His comment when the exposure came was blunt: "For myself I can only say, like that great singer Edith Piaf, 'Non, je ne regrette rien' ".
That attitude made for a complex personality. When the party political committee met in the old headquarters in King Street, London, just beside Covent Garden fruit and veg market, Falber always took up position at the same corner of the square of tables, at the left of the General Secretary. For six years, as one of the editors of the Morning Star, I had the seat next to his. The persistent consistency with which he managed the secret of the Soviet money was displayed in the way he picked holes in our boxing reports, the daily starting point for his reading of the paper. Written at that time by Bobby Campbell, a Scot who went on to become deputy editor of The Scotsman, they were sometimes crafted in haste. Falber was a stickler for accuracy.
Perhaps the desire to free himself and the politics he was committed to from the constraint of secret Soviet patronage lay behind his determined attempt to persuade the editors of the Morning Star in the mid-1970s to drop the practice of having a correspondent in Moscow paid for out of the accounts of the Soviet party daily Pravda.

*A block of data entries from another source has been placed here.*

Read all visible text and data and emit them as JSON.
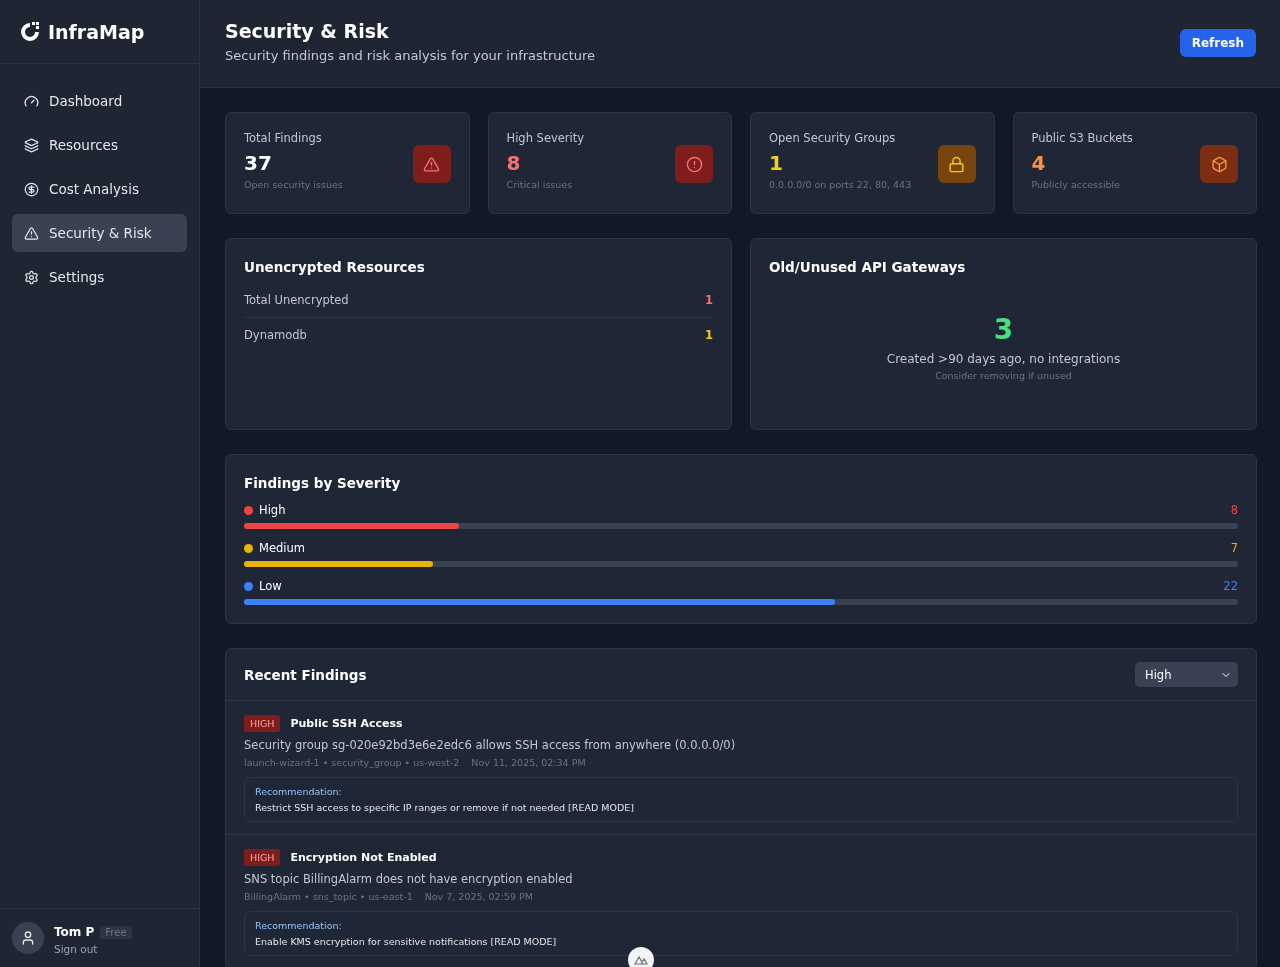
{
  "brand": {
    "name": "InfraMap"
  },
  "sidebar": {
    "items": [
      {
        "label": "Dashboard",
        "selected": false
      },
      {
        "label": "Resources",
        "selected": false
      },
      {
        "label": "Cost Analysis",
        "selected": false
      },
      {
        "label": "Security & Risk",
        "selected": true
      },
      {
        "label": "Settings",
        "selected": false
      }
    ]
  },
  "user": {
    "name": "Tom P",
    "plan": "Free",
    "sign_out": "Sign out"
  },
  "header": {
    "title": "Security & Risk",
    "subtitle": "Security findings and risk analysis for your infrastructure",
    "button": "Refresh"
  },
  "stats": [
    {
      "label": "Total Findings",
      "value": "37",
      "note": "Open security issues",
      "color": "#ffffff"
    },
    {
      "label": "High Severity",
      "value": "8",
      "note": "Critical issues",
      "color": "#f87171"
    },
    {
      "label": "Open Security Groups",
      "value": "1",
      "note": "0.0.0.0/0 on ports 22, 80, 443",
      "color": "#facc15"
    },
    {
      "label": "Public S3 Buckets",
      "value": "4",
      "note": "Publicly accessible",
      "color": "#fb923c"
    }
  ],
  "unencrypted": {
    "title": "Unencrypted Resources",
    "rows": [
      {
        "label": "Total Unencrypted",
        "value": "1",
        "color": "#f87171"
      },
      {
        "label": "Dynamodb",
        "value": "1",
        "color": "#facc15"
      }
    ]
  },
  "api_gateways": {
    "title": "Old/Unused API Gateways",
    "value": "3",
    "description": "Created >90 days ago, no integrations",
    "hint": "Consider removing if unused"
  },
  "severity": {
    "title": "Findings by Severity",
    "rows": [
      {
        "label": "High",
        "count": "8",
        "level": 0.216,
        "color": "#ef4444"
      },
      {
        "label": "Medium",
        "count": "7",
        "level": 0.19,
        "color": "#eab308"
      },
      {
        "label": "Low",
        "count": "22",
        "level": 0.595,
        "color": "#3b82f6"
      }
    ]
  },
  "recent": {
    "title": "Recent Findings",
    "filter": "High",
    "findings": [
      {
        "severity": "HIGH",
        "title": "Public SSH Access",
        "description": "Security group sg-020e92bd3e6e2edc6 allows SSH access from anywhere (0.0.0.0/0)",
        "meta": "launch-wizard-1 • security_group • us-west-2",
        "time": "Nov 11, 2025, 02:34 PM",
        "rec_label": "Recommendation:",
        "recommendation": "Restrict SSH access to specific IP ranges or remove if not needed [READ MODE]"
      },
      {
        "severity": "HIGH",
        "title": "Encryption Not Enabled",
        "description": "SNS topic BillingAlarm does not have encryption enabled",
        "meta": "BillingAlarm • sns_topic • us-east-1",
        "time": "Nov 7, 2025, 02:59 PM",
        "rec_label": "Recommendation:",
        "recommendation": "Enable KMS encryption for sensitive notifications [READ MODE]"
      }
    ]
  }
}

Once, I reported the fact that the paper was looking for a new correspondent to a meeting of the political committee, thinking this was only a matter of record so far as the rest of the members were concerned. But, this was a millstone around our neck, Reuben argued: it did the Communist movement in Britain nothing but harm, and left us in hock to the old guard in the Kremlin, unable to fully express the real sentiments of commitment to proper democracy that the party proclaimed in its programme.

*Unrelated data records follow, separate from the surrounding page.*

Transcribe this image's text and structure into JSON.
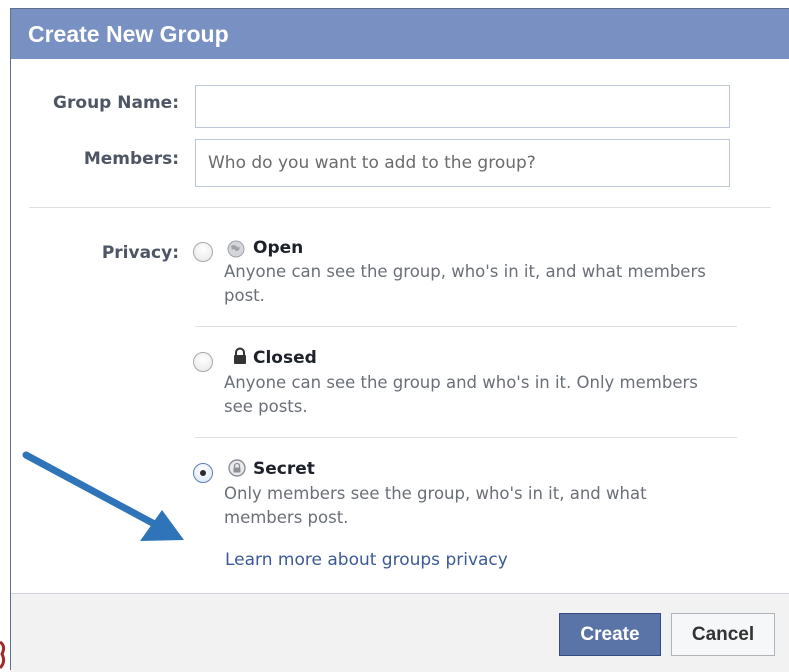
{
  "dialog": {
    "title": "Create New Group",
    "group_name_label": "Group Name:",
    "group_name_value": "",
    "members_label": "Members:",
    "members_placeholder": "Who do you want to add to the group?",
    "privacy_label": "Privacy:",
    "options": [
      {
        "title": "Open",
        "desc": "Anyone can see the group, who's in it, and what members post.",
        "icon": "globe-icon",
        "checked": false
      },
      {
        "title": "Closed",
        "desc": "Anyone can see the group and who's in it. Only members see posts.",
        "icon": "lock-icon",
        "checked": false
      },
      {
        "title": "Secret",
        "desc": "Only members see the group, who's in it, and what members post.",
        "icon": "secret-lock-icon",
        "checked": true
      }
    ],
    "learn_more": "Learn more about groups privacy",
    "create_label": "Create",
    "cancel_label": "Cancel"
  },
  "colors": {
    "titlebar": "#7890c2",
    "primary_button": "#5b74a8",
    "link": "#3b5998",
    "annotation_arrow": "#2f74b8"
  }
}
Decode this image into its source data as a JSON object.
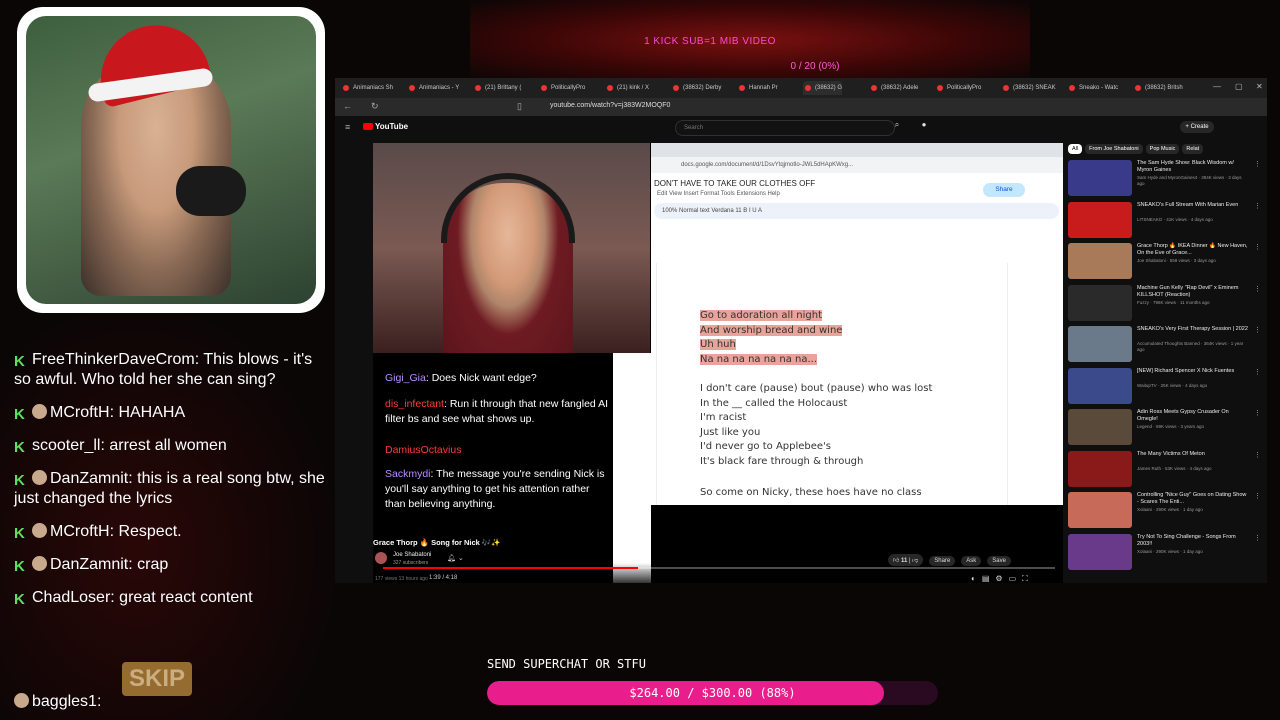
{
  "overlay": {
    "banner": "1 KICK SUB=1 MIB VIDEO",
    "sub_goal": "0 / 20 (0%)"
  },
  "chat": [
    {
      "user": "FreeThinkerDaveCrom",
      "text": "This blows - it's so awful. Who told her she can sing?"
    },
    {
      "user": "MCroftH",
      "text": "HAHAHA"
    },
    {
      "user": "scooter_ll",
      "text": "arrest all women"
    },
    {
      "user": "DanZamnit",
      "text": "this is a real song btw, she just changed the lyrics"
    },
    {
      "user": "MCroftH",
      "text": "Respect."
    },
    {
      "user": "DanZamnit",
      "text": "crap"
    },
    {
      "user": "ChadLoser",
      "text": "great react content"
    }
  ],
  "skip_label": "SKIP",
  "last_user": "baggles1:",
  "browser": {
    "tabs": [
      "Animaniacs Sh",
      "Animaniacs - Y",
      "(21) Brittany (",
      "PoliticallyPro",
      "(21) kink / X",
      "(38632) Derby",
      "Hannah Pr",
      "(38632) G",
      "(38632) Adele",
      "PoliticallyPro",
      "(38632) SNEAK",
      "Sneako - Watc",
      "(38632) Britsh"
    ],
    "url": "youtube.com/watch?v=j383W2MOQF0",
    "search_placeholder": "Search",
    "create_label": "+ Create"
  },
  "youtube_logo": "YouTube",
  "stream_chat": [
    {
      "user": "Gigi_Gia",
      "text": "Does Nick want edge?",
      "red": false
    },
    {
      "user": "dis_infectant",
      "text": "Run it through that new fangled AI filter bs and see what shows up.",
      "red": true
    },
    {
      "user": "DamiusOctavius",
      "text": "",
      "red": true
    },
    {
      "user": "Sackmydi",
      "text": "The message you're sending Nick is you'll say anything to get his attention rather than believing anything.",
      "red": false
    }
  ],
  "doc": {
    "url": "docs.google.com/document/d/1DsvYtqjmotlo-JWL5dHApKWxg...",
    "title": "DON'T HAVE TO TAKE OUR CLOTHES OFF",
    "menu": "Edit   View   Insert   Format   Tools   Extensions   Help",
    "share": "Share",
    "toolbar": "100%   Normal text   Verdana   11   B   I   U   A",
    "lyrics_highlighted": [
      "Go to adoration all night",
      "And worship bread and wine",
      "Uh huh",
      "Na na na na na na na..."
    ],
    "lyrics_plain": [
      "I don't care (pause) bout (pause) who was lost",
      "In the __ called the Holocaust",
      "I'm racist",
      "Just like you",
      "I'd never go to Applebee's",
      "It's black fare through & through"
    ],
    "lyrics_last": "So come on Nicky, these hoes have no class"
  },
  "video": {
    "time": "1:39 / 4:18",
    "progress": 0.38,
    "title": "Grace Thorp 🔥 Song for Nick 🎶✨",
    "channel": "Joe Shabatoni",
    "subs": "327 subscribers",
    "likes": "11",
    "actions": [
      "Share",
      "Ask",
      "Save"
    ],
    "views": "177 views  13 hours ago"
  },
  "sidebar": {
    "chips": [
      "All",
      "From Joe Shabatoni",
      "Pop Music",
      "Relat"
    ],
    "items": [
      {
        "title": "The Sam Hyde Show: Black Wisdom w/ Myron Gaines",
        "meta": "Sam Hyde and MyronGaines4 · 394K views · 3 days ago",
        "color": "#3a3a8a"
      },
      {
        "title": "SNEAKO's Full Stream With Marian Even",
        "meta": "LITSNEAKO · 41K views · 4 days ago",
        "color": "#c81c1c"
      },
      {
        "title": "Grace Thorp 🔥 IKEA Dinner 🔥 New Haven, On the Eve of Grace...",
        "meta": "Joe Shabatoni · 559 views · 3 days ago",
        "color": "#a87a5a"
      },
      {
        "title": "Machine Gun Kelly \"Rap Devil\" x Eminem KILLSHOT (Reaction)",
        "meta": "Fuzzy · 796K views · 11 months ago",
        "color": "#2a2a2a"
      },
      {
        "title": "SNEAKO's Very First Therapy Session | 2022",
        "meta": "Accumulated Thoughts Banned · 364K views · 1 year ago",
        "color": "#6a7a8a"
      },
      {
        "title": "[NEW] Richard Spencer X Nick Fuentes",
        "meta": "WaitupTV · 25K views · 4 days ago",
        "color": "#3a4a8a"
      },
      {
        "title": "Adin Ross Meets Gypsy Crusader On Omegle!",
        "meta": "Legend · 69K views · 3 years ago",
        "color": "#5a4a3a"
      },
      {
        "title": "The Many Victims Of Meton",
        "meta": "James Ruth · 53K views · 4 days ago",
        "color": "#8a1a1a"
      },
      {
        "title": "Controlling \"Nice Guy\" Goes on Dating Show - Scares The Enti...",
        "meta": "Xolaani · 290K views · 1 day ago",
        "color": "#c86a5a"
      },
      {
        "title": "Try Not To Sing Challenge - Songs From 2003!!",
        "meta": "Xolaani · 290K views · 1 day ago",
        "color": "#6a3a8a"
      }
    ]
  },
  "superchat": {
    "label": "SEND SUPERCHAT OR STFU",
    "goal_text": "$264.00 / $300.00 (88%)",
    "progress": 0.88
  }
}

Chris Myant stresses that Reuben Falber kept his secrets well. He must have done so, because most of us didn't know anything about them, writes Peter Pink.

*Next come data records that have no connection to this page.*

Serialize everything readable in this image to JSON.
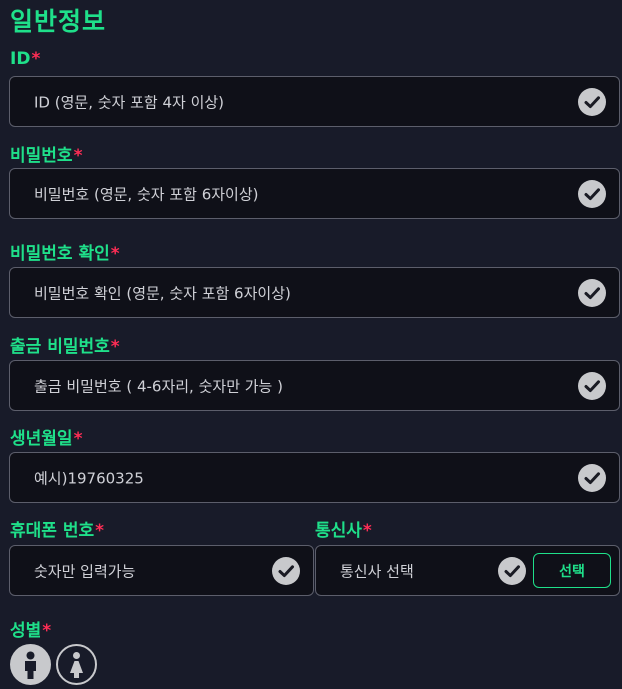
{
  "section_title": "일반정보",
  "required_mark": "*",
  "fields": {
    "id": {
      "label": "ID",
      "placeholder": "ID (영문, 숫자 포함 4자 이상)"
    },
    "password": {
      "label": "비밀번호",
      "placeholder": "비밀번호 (영문, 숫자 포함 6자이상)"
    },
    "password_confirm": {
      "label": "비밀번호 확인",
      "placeholder": "비밀번호 확인 (영문, 숫자 포함 6자이상)"
    },
    "withdraw_password": {
      "label": "출금 비밀번호",
      "placeholder": "출금 비밀번호 ( 4-6자리, 숫자만 가능 )"
    },
    "birthdate": {
      "label": "생년월일",
      "placeholder": "예시)19760325"
    },
    "phone": {
      "label": "휴대폰 번호",
      "placeholder": "숫자만 입력가능"
    },
    "carrier": {
      "label": "통신사",
      "placeholder": "통신사 선택",
      "button": "선택"
    },
    "gender": {
      "label": "성별"
    }
  },
  "colors": {
    "accent": "#1fe08a",
    "required": "#ff2d55",
    "background": "#181b29"
  },
  "icons": {
    "check": "check-circle-icon",
    "male": "male-icon",
    "female": "female-icon"
  }
}
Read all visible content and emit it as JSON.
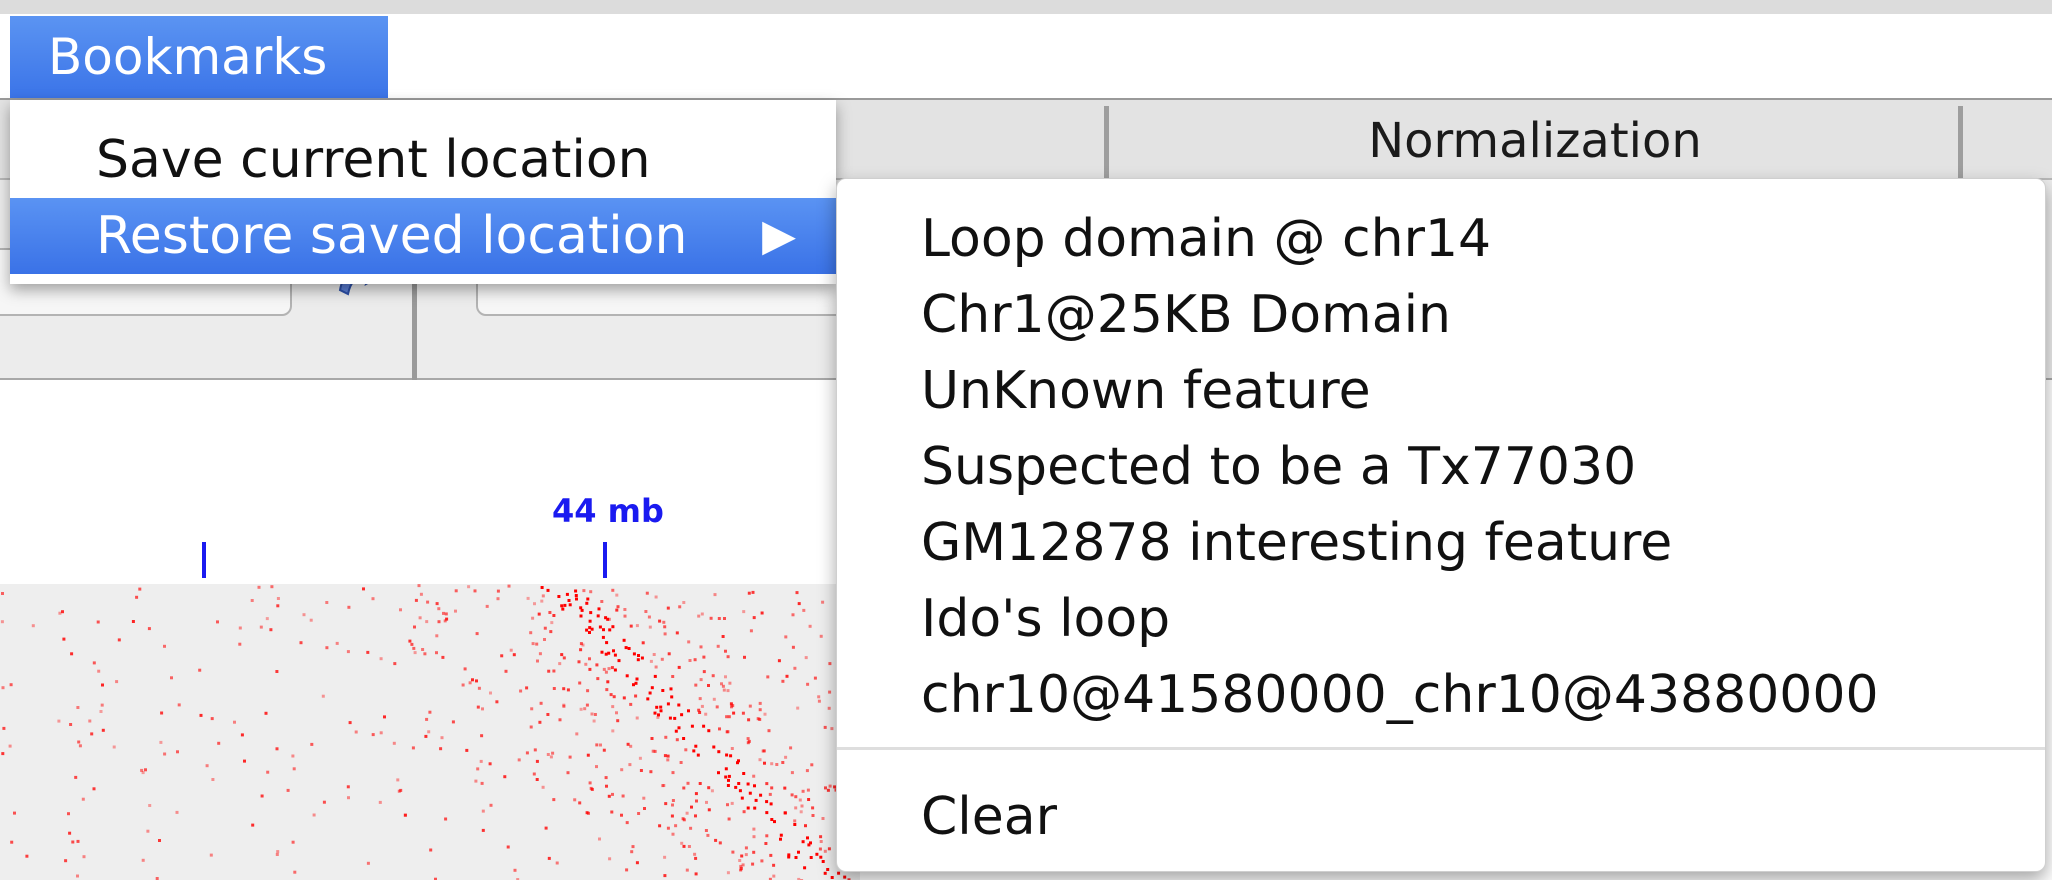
{
  "menubar": {
    "active_menu": "Bookmarks"
  },
  "toolbar": {
    "normalization_header": "Normalization"
  },
  "ruler": {
    "label": "44 mb"
  },
  "bookmarks_menu": {
    "items": [
      {
        "label": "Save current location"
      },
      {
        "label": "Restore saved location",
        "has_submenu": true
      }
    ]
  },
  "saved_locations": {
    "items": [
      "Loop domain @ chr14",
      "Chr1@25KB Domain",
      "UnKnown feature",
      "Suspected to be a Tx77030",
      "GM12878 interesting feature",
      "Ido's loop",
      "chr10@41580000_chr10@43880000"
    ],
    "clear_label": "Clear"
  },
  "colors": {
    "menu_highlight": "#3b74e8",
    "heatmap": "#ff0000",
    "ruler": "#1a1af0"
  }
}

But Myant then claims to know that the People's Press Fighting Fund, which exists to collect money in order to ensure the continued existence of the Morning Star, "provided a good route for laundering some of the Soviet money".
It did not provide anything of the sort. I was the Organiser of the People's Press Fighting Fund from 1979 until I retired in 1994. I state categorically that all the gifts came through my hands. The overwhelming majority of the gifts arrived by post, delivered by the Post Office in the usual manner. Others came by standing order into the fund's bank account. A few, a very small number, were delivered directly by supporters visiting the Morning Star's offices. I also attended trade union and other labour movement gatherings, conferences mainly, and would personally bring collections back to the office. I also met groups of supporters and individual supporters who gave me gifts which I would take back to the office.
I did meet Reuben Falber from time to time, not surprisingly, since I joined the Young Communist League in 1945 and the Communist Party of Great Britain in 1947, But I never came across him other than casually and my area of work never crossed his.
Mary Rosser, the Organiser immediately prior to me, assures me that her experience matches mine.